6. All issues mixed: the less sense it makes – the better it sounds!
“This extremely high resolution goes hand in hand with gigantic amounts of data. How do you intend to cope with these masses?
It’s a great challenge. At HIBALL, we talk about several petabytes. This can only be achieved by using completely new analytical methods – for example those that work with deep neural networks or machine learning – modern memory and communication technologies, and powerful computers. In addition, we want to analyse networks of nerve cells in the human brain and develop network models in order to deduce how the function of artificial neural networks can be improved.”
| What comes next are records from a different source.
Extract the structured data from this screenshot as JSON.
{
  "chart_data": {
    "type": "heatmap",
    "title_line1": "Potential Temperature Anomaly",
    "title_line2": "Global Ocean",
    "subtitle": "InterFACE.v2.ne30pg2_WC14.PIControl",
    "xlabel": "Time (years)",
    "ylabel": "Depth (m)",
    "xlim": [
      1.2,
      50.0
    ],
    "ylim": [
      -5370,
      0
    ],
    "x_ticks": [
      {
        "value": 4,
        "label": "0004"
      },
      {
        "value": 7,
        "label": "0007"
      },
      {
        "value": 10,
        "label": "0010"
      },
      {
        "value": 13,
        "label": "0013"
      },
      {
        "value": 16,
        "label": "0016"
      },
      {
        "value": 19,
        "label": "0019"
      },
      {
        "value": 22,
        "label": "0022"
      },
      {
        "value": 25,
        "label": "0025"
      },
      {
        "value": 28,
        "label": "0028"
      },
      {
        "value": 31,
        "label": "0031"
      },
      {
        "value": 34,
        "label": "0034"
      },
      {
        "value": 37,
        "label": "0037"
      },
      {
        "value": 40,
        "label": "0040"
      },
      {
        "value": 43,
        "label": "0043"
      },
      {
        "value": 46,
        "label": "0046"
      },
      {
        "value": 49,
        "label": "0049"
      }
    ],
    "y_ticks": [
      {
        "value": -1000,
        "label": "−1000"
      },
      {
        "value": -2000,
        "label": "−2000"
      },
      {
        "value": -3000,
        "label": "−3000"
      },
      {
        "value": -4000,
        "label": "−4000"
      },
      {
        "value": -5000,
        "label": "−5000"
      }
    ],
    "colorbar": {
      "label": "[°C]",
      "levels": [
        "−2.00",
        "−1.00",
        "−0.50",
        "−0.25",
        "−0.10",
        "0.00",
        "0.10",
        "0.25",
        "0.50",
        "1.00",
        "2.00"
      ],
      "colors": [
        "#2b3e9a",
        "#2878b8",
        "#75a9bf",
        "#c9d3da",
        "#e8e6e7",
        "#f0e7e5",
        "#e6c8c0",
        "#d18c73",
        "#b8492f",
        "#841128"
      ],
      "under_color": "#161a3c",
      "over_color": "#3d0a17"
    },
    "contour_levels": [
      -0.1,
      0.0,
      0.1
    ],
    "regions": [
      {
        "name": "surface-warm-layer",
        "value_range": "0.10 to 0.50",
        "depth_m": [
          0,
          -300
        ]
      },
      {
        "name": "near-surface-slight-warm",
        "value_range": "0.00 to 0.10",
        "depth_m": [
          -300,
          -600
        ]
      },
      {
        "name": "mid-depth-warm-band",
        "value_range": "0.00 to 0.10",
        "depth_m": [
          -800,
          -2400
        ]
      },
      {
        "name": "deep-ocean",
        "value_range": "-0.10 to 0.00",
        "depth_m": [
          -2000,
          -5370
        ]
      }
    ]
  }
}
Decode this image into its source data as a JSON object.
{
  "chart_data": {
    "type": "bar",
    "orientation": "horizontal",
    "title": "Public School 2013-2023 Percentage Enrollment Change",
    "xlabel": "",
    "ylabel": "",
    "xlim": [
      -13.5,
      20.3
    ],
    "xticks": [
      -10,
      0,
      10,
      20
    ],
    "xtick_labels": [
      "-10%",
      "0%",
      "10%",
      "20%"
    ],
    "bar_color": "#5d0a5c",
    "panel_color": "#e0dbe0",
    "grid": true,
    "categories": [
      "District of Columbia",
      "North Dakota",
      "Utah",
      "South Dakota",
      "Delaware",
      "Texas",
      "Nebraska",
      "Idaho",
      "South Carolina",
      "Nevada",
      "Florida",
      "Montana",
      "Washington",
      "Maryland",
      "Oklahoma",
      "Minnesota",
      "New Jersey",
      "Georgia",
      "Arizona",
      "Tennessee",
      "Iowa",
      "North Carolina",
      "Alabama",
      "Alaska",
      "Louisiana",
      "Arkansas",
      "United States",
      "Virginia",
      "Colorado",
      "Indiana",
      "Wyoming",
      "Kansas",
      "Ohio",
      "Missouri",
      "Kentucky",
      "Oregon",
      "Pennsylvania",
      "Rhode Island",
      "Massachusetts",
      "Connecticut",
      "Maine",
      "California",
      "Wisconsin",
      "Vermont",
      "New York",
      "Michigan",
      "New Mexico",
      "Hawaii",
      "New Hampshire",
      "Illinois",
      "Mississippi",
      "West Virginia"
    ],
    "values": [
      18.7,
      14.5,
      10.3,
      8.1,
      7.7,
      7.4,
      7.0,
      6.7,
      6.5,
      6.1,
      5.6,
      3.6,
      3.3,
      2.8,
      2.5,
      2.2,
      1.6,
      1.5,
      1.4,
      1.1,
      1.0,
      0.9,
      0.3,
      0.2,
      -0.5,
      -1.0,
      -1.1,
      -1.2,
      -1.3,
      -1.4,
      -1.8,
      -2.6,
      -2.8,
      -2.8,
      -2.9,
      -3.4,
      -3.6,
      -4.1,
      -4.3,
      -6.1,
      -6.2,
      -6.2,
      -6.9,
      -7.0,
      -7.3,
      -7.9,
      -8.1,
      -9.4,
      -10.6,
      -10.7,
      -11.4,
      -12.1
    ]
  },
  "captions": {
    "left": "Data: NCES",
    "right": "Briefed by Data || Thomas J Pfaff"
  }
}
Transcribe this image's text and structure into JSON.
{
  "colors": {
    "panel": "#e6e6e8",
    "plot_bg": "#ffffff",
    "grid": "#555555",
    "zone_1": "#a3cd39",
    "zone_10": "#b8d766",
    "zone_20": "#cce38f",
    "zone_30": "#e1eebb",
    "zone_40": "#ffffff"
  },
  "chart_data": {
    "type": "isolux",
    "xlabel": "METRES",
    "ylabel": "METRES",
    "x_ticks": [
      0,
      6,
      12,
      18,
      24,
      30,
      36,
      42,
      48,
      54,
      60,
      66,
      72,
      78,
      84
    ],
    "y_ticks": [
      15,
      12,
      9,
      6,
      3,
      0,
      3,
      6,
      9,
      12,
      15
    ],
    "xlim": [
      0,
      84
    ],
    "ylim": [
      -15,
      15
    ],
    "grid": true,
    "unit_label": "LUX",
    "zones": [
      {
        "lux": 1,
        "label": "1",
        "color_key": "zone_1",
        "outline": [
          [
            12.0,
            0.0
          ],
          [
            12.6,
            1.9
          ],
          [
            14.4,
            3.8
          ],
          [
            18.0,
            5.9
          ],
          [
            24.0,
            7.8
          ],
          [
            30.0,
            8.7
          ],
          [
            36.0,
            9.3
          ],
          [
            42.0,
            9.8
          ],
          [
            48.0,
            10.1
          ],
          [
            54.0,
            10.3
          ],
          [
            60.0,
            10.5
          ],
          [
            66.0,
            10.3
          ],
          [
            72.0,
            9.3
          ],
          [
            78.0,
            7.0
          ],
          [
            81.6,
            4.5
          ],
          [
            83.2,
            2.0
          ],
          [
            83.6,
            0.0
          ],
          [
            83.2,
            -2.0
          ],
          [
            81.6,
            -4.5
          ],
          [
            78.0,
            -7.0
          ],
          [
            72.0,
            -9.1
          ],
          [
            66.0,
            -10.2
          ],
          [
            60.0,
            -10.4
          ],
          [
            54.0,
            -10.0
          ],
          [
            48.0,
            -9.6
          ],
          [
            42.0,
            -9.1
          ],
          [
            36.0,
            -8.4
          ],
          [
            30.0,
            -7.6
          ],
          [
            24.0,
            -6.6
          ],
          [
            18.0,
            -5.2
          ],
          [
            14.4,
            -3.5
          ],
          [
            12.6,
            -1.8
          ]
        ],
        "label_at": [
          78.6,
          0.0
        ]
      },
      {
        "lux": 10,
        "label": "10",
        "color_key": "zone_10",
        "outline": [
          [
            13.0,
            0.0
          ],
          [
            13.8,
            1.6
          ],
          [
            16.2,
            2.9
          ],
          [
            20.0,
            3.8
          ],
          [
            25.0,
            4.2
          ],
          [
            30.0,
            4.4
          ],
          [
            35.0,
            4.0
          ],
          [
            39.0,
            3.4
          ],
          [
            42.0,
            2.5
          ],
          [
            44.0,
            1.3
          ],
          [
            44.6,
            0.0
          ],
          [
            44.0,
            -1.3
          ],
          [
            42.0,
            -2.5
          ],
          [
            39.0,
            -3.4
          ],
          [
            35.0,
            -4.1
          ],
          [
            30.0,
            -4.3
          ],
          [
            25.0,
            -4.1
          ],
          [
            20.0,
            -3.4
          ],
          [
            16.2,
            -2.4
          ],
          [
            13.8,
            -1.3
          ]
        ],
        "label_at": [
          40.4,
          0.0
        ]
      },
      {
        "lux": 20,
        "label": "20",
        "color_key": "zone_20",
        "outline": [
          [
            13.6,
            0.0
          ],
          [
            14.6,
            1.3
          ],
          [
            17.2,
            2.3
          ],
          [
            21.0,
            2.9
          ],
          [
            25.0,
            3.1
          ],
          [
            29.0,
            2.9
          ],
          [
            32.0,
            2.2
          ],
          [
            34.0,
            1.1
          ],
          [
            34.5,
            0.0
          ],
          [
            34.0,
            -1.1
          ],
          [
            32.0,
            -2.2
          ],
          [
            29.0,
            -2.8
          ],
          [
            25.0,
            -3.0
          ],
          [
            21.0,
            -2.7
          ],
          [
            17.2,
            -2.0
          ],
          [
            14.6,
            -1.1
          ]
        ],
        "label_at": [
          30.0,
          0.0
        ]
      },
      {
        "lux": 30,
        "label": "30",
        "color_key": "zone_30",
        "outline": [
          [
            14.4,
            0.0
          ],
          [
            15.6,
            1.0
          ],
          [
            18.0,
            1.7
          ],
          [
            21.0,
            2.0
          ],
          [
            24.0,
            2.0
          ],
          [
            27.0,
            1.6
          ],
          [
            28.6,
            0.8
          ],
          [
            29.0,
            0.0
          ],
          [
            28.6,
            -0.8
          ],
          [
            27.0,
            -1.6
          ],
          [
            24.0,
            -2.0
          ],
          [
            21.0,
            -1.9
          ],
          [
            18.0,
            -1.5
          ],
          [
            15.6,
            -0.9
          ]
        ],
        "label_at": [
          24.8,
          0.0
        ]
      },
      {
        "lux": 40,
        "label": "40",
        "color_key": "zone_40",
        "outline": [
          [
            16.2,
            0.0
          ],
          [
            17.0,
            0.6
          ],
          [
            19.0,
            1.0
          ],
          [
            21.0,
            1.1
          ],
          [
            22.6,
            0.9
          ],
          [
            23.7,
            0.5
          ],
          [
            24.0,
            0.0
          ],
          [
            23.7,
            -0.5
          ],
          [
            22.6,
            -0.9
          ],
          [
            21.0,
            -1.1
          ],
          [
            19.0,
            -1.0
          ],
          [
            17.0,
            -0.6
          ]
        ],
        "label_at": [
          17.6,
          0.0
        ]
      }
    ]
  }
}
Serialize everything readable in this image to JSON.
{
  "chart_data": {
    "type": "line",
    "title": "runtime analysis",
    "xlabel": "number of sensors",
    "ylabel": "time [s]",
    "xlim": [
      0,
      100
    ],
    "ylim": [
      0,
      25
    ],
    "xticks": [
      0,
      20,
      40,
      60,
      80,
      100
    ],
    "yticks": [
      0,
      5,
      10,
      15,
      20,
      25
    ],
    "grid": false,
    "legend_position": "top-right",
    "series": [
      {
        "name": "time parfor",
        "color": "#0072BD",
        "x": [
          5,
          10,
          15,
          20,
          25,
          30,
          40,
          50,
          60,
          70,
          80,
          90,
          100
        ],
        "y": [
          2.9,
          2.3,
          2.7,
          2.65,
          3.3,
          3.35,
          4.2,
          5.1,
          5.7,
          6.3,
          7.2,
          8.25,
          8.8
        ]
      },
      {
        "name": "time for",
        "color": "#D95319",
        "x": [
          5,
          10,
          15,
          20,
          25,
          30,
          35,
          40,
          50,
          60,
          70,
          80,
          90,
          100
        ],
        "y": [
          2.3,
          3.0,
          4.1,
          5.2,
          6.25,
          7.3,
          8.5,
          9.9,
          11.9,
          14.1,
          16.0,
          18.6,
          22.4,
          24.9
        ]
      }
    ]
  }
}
My Question 1: Where “several petabytes” came from?
My answer: Based on simple calculation, one-micrometer resolution data set should take approximately 180 TB. Calculations: 7400 files x 25 GB =~ 180,000 GB = 180 TB. Coincidentally, the biggest (AFAIK) hard drive available today has 18 TB capacity and costs between $600 and $800. So, storage of all files for 1 mk model will take 10 hard drives and cost between $6000 and $8000. Given all multi-million super-computers available in Juelich and multi-million dollar funding, this should not be a problem. Given many commercially available storage solutions (see, for example, Drobo), even a small laboratory can afford to have such a storage device. So, why data volume is such a big problem for sharing 1mk-resolution data, and where petabytes came from is not clear.
My Question 2: So, why is it such a problem to create 1-micron resolution model?
My answer: For some reason there is no clear explanation of this issue in the interview. Getting digitized image at 1 micrometer resolution takes time, but this is not a problem. Whole-slide scanners do this job rather well, and most of the time they work automatically day and night. Storage of thousands of such images takes a lot of space, but this is not a problem either. According to  there were at least two series of images of two brains created by 2016, and more I am sure, is done today. Still, after all efforts, the best resolution achieved with BigBrain-2 was 40 microns, not even 20. Why?
Actually, explanation of a problem come from Julich, and it is surprisingly simple (that is explanation which is simple, not the problem). The registration procedure, which is the essence of making the “model”, cannot use MRI picture a a reference for high-resolution images, because the resolution of available MRI image is too low. Accordingly, the alternative strategy should be used: registration with reference points, which have to be found in every image. However, the thickness of 20 microns section, used in the project, is relatively high compared to the size of an average neuron. The consequence is clear: finding the corresponding neuronal section on the next image becomes a very difficult task. The shape of the neuron changes from one section to another so significantly, that automatic algorithm used in the process can reliably locate very few of them (see image below).
Fig.6. Zoomed-In visualization of a cell that appears in 2 neighboring histological images and therefore is bisected. Source: M. Huysegoms personal page, INM-1.
Thus, it becomes evident that we need to try some other approaches to this problem, because throwing it blindly under the bus of Artificial Intelligence and Machine Learning would not help. One alternative possibility, which I personally tested, is to perform high-resolution registration by relatively small blocks (see, for example this demo on my YouTube channel). I presented these results to prof. K.Amunts and her colleagues as early as in 2015, but it was completely ignored.